Nov 15, 2020
emmeka (All reviews)
Readers looking for an age gap yuri manga will probably be dissatisfied with this series, because the relationship between our main characters Haru and Midori isn't portrayed as romantic. But don't let that dissuade you from reading it.

Instead, while platonic, the relationship between the two is intriguingly complicated and unusual. Tsugumi was Midori's first and only love who Midori hadn't spoken to since they were 15, and Haru is Tsugumi's only daughter who she raised as a single mother without the support of her own family. At Tsugumi's funeral, after it becomes clear that nobody from the family is willing to take the orphaned Haru in, Midori volunteers herself for the job of being Haru's guardian. The story is about Haru and Midori processing their feelings for the deceased Tsugumi together, and the change in both of them that is built out of that grief as well as the development of their irregular family life.

Aesthetically, the manga is beautiful. The delicate artstyle suits the emotional tone of it perfectly, it's hard to believe that this is the author's debut series given how well drawn it is. And the characterization is very well done as well. Midori, a shy frumpy nervous wreck of a woman hung up on her first love, and Haru, a girl who is mature for her age but emotionally lost without her only family, make for a uniquely compelling duo.
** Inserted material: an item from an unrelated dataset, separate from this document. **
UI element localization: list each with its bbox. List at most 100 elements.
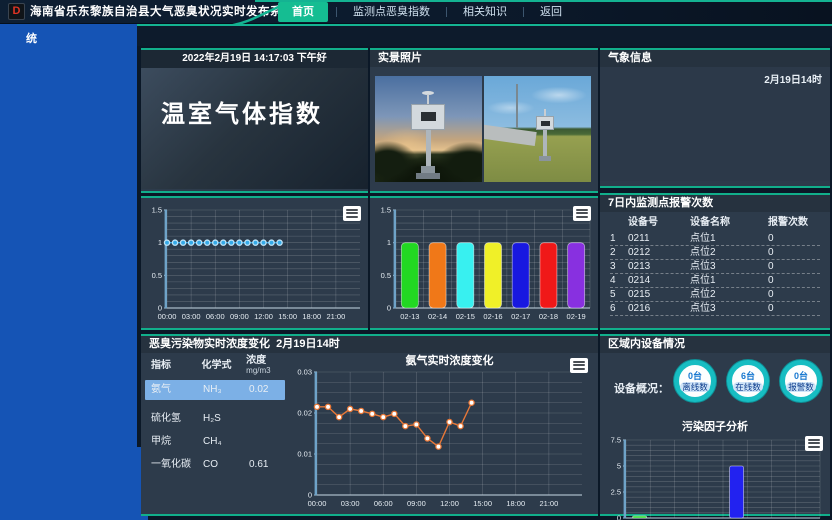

Unfortunately, while the first two volumes of the series are strong, the third and final volume feels rushed. It's as if the author was forced to cram material they wanted to take longer to explore into just one final volume. No spoilers, but it leaves several subplots and questions without a satisfying resolution (at least in my opinion). Because of this, and because any real yuri in this series is relegated to mild subtext at best, I give it a 7/10. However, if you're looking for a manga about dealing with loss and the meaning of family, you may get substantially more out of it than I did.